Warren Buffett’s company sold all of its airline holdings last year. Air Canada (TSX:AC) stock wasn’t part of the portfolio, but investors wonder if Warren Buffett made a mistake regarding the airline industry.
Outlook for air travel in the next year
Airlines had been on a role leading up to the pandemic. The industry benefitted from growing demand by both business and holiday travellers. A crash in oil prices in 2014 led to cheaper fuel costs. WTI oil fell from US$100 per barrel in 2014 and never fully recovered.
Airlines also figured out that they could boost margins by charging customers for a wide array of add-ons. Additional fees on extra bags, seat preferences, and ticket flexibility all help the bottom line.
Investors with a bullish view on the airline industry see a return to the pre-pandemic glory days on the horizon. That might be the case with COVID-19 vaccinations rolling out at a faster pace. The U.S. recently said all adult Americans could have access to the vaccine by the end of May. As the rest of the developed economies catch up, restrictions on air travel should start to ease in the coming months.
Global herd immunity could happen some time in 2022, according to Melinda Gates, the co-chair of the Bill and Melinda Gates Foundation.
That’s great news for Air Canada and the airline industry.
Risks for Air Canada stock
In his 2020 shareholder meeting, Warren Buffett said, “The world has changed for the airlines.”
A year later, that statement rings true. New restrictions put in place by the Canadian government in early 2021 forced the cancellation of more Air Canada flights. This current situation is the worst it has been for the airline during the entire pandemic.
Air Canada continues to discuss financial aid options with the Canadian government. Talks began last November, and the result could have a meaningful impact on Air Canada investors. The government has said the deal must include refunds for cancelled flights. The restart of flights to regional centres is also expected to be part of the terms.
Air Canada is burning through more than $1 billion in net cash per quarter. The bailout requirements could put added pressure on the balance sheet and expand cash burn until demand increases for flights to smaller cities. Flying empty planes isn’t good for business.
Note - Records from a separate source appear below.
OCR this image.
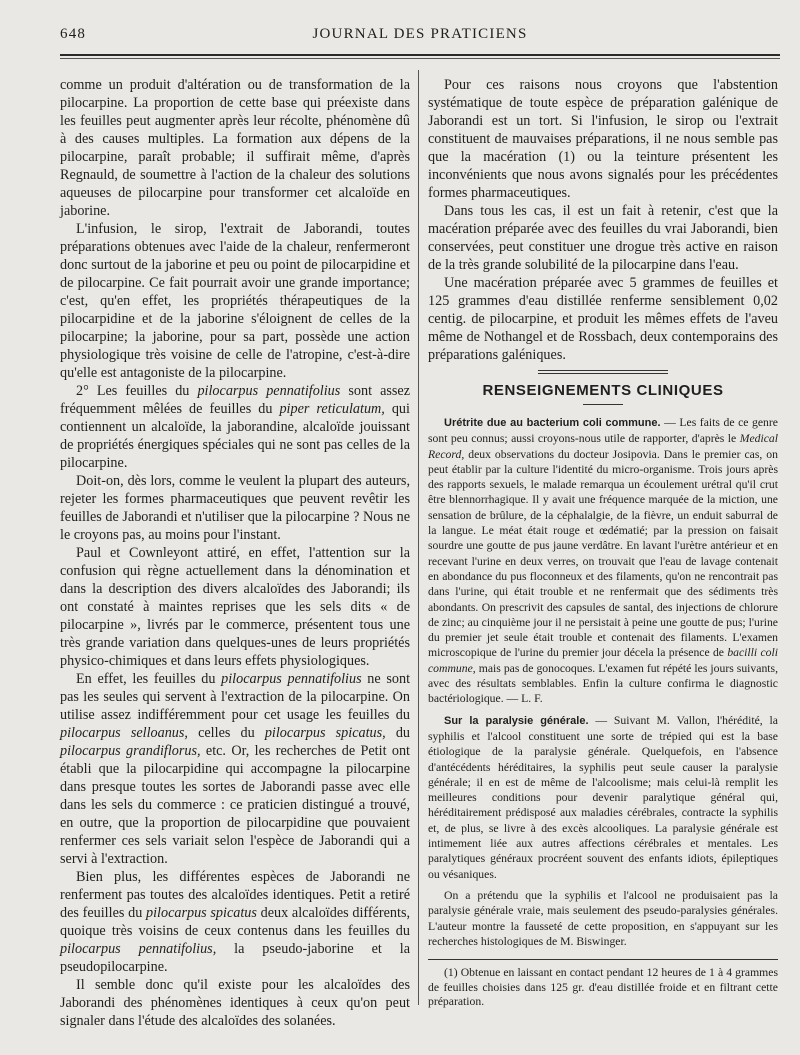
648	JOURNAL DES PRATICIENS

comme un produit d'altération ou de transformation de la pilocarpine. La proportion de cette base qui préexiste dans les feuilles peut augmenter après leur récolte, phénomène dû à des causes multiples. La formation aux dépens de la pilocarpine, paraît probable; il suffirait même, d'après Regnauld, de soumettre à l'action de la chaleur des solutions aqueuses de pilocarpine pour transformer cet alcaloïde en jaborine.

L'infusion, le sirop, l'extrait de Jaborandi, toutes préparations obtenues avec l'aide de la chaleur, renfermeront donc surtout de la jaborine et peu ou point de pilocarpidine et de pilocarpine. Ce fait pourrait avoir une grande importance; c'est, qu'en effet, les propriétés thérapeutiques de la pilocarpidine et de la jaborine s'éloignent de celles de la pilocarpine; la jaborine, pour sa part, possède une action physiologique très voisine de celle de l'atropine, c'est-à-dire qu'elle est antagoniste de la pilocarpine.

2° Les feuilles du pilocarpus pennatifolius sont assez fréquemment mêlées de feuilles du piper reticulatum, qui contiennent un alcaloïde, la jaborandine, alcaloïde jouissant de propriétés énergiques spéciales qui ne sont pas celles de la pilocarpine.

Doit-on, dès lors, comme le veulent la plupart des auteurs, rejeter les formes pharmaceutiques que peuvent revêtir les feuilles de Jaborandi et n'utiliser que la pilocarpine ? Nous ne le croyons pas, au moins pour l'instant.

Paul et Cownleyont attiré, en effet, l'attention sur la confusion qui règne actuellement dans la dénomination et dans la description des divers alcaloïdes des Jaborandi; ils ont constaté à maintes reprises que les sels dits « de pilocarpine », livrés par le commerce, présentent tous une très grande variation dans quelques-unes de leurs propriétés physico-chimiques et dans leurs effets physiologiques.

En effet, les feuilles du pilocarpus pennatifolius ne sont pas les seules qui servent à l'extraction de la pilocarpine. On utilise assez indifféremment pour cet usage les feuilles du pilocarpus selloanus, celles du pilocarpus spicatus, du pilocarpus grandiflorus, etc. Or, les recherches de Petit ont établi que la pilocarpidine qui accompagne la pilocarpine dans presque toutes les sortes de Jaborandi passe avec elle dans les sels du commerce : ce praticien distingué a trouvé, en outre, que la proportion de pilocarpidine que pouvaient renfermer ces sels variait selon l'espèce de Jaborandi qui a servi à l'extraction.

Bien plus, les différentes espèces de Jaborandi ne renferment pas toutes des alcaloïdes identiques. Petit a retiré des feuilles du pilocarpus spicatus deux alcaloïdes différents, quoique très voisins de ceux contenus dans les feuilles du pilocarpus pennatifolius, la pseudo-jaborine et la pseudopilocarpine.

Il semble donc qu'il existe pour les alcaloïdes des Jaborandi des phénomènes identiques à ceux qu'on peut signaler dans l'étude des alcaloïdes des solanées.

Pour ces raisons nous croyons que l'abstention systématique de toute espèce de préparation galénique de Jaborandi est un tort. Si l'infusion, le sirop ou l'extrait constituent de mauvaises préparations, il ne nous semble pas que la macération (1) ou la teinture présentent les inconvénients que nous avons signalés pour les précédentes formes pharmaceutiques.

Dans tous les cas, il est un fait à retenir, c'est que la macération préparée avec des feuilles du vrai Jaborandi, bien conservées, peut constituer une drogue très active en raison de la très grande solubilité de la pilocarpine dans l'eau.

Une macération préparée avec 5 grammes de feuilles et 125 grammes d'eau distillée renferme sensiblement 0,02 centig. de pilocarpine, et produit les mêmes effets de l'aveu même de Nothangel et de Rossbach, deux contemporains des préparations galéniques.

RENSEIGNEMENTS CLINIQUES

Urétrite due au bacterium coli commune. — Les faits de ce genre sont peu connus; aussi croyons-nous utile de rapporter, d'après le Medical Record, deux observations du docteur Josipovia. Dans le premier cas, on peut établir par la culture l'identité du micro-organisme. Trois jours après des rapports sexuels, le malade remarqua un écoulement urétral qu'il crut être blennorrhagique. Il y avait une fréquence marquée de la miction, une sensation de brûlure, de la céphalalgie, de la fièvre, un enduit saburral de la langue. Le méat était rouge et œdématié; par la pression on faisait sourdre une goutte de pus jaune verdâtre. En lavant l'urètre antérieur et en recevant l'urine en deux verres, on trouvait que l'eau de lavage contenait en abondance du pus floconneux et des filaments, qu'on ne rencontrait pas dans l'urine, qui était trouble et ne renfermait que des sédiments très abondants. On prescrivit des capsules de santal, des injections de chlorure de zinc; au cinquième jour il ne persistait à peine une goutte de pus; l'urine du premier jet seule était trouble et contenait des filaments. L'examen microscopique de l'urine du premier jour décela la présence de bacilli coli commune, mais pas de gonocoques. L'examen fut répété les jours suivants, avec des résultats semblables. Enfin la culture confirma le diagnostic bactériologique. — L. F.

Sur la paralysie générale. — Suivant M. Vallon, l'hérédité, la syphilis et l'alcool constituent une sorte de trépied qui est la base étiologique de la paralysie générale. Quelquefois, en l'absence d'antécédents héréditaires, la syphilis peut seule causer la paralysie générale; il en est de même de l'alcoolisme; mais celui-là remplit les meilleures conditions pour devenir paralytique général qui, héréditairement prédisposé aux maladies cérébrales, contracte la syphilis et, de plus, se livre à des excès alcooliques. La paralysie générale est intimement liée aux autres affections cérébrales et mentales. Les paralytiques généraux procréent souvent des enfants idiots, épileptiques ou vésaniques.

On a prétendu que la syphilis et l'alcool ne produisaient pas la paralysie générale vraie, mais seulement des pseudo-paralysies générales. L'auteur montre la fausseté de cette proposition, en s'appuyant sur les recherches histologiques de M. Biswinger.

(1) Obtenue en laissant en contact pendant 12 heures de 1 à 4 grammes de feuilles choisies dans 125 gr. d'eau distillée froide et en filtrant cette préparation.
Rising oil prices threaten the recovery as well. WTI oil trades near US$65 per barrel. Analysts predict a run to US$75 this year and talk of a potential surge to US$100 in 2022 or 2023 is becoming more common.
Fuel costs typically represent 15-20% of expenses. If jet fuel prices rise significantly, Air Canada will have to increase ticket prices to offset the hit. Travellers might simply decide to stay home.
Business travel is another wild card. The pandemic forced executives and salespeople to conduct business via online meetings over the past year. The success of the virtual meeting caught many people by surprise. This trend is likely to continue. Business class seats are very profitable for Air Canada and its peers. If business travel never recovers, airlines could struggle to return to previous levels of profitability.
Should you follow Warren Buffett’s lead on airline stocks?
Air Canada will survive, and people will start to travel again once the pandemic ends. However, there is significant uncertainty regarding the path to profitability.
Given the strong rally in Air Canada’s stock price over the past few months, investors might want to book some profits and search for other opportunities in the market.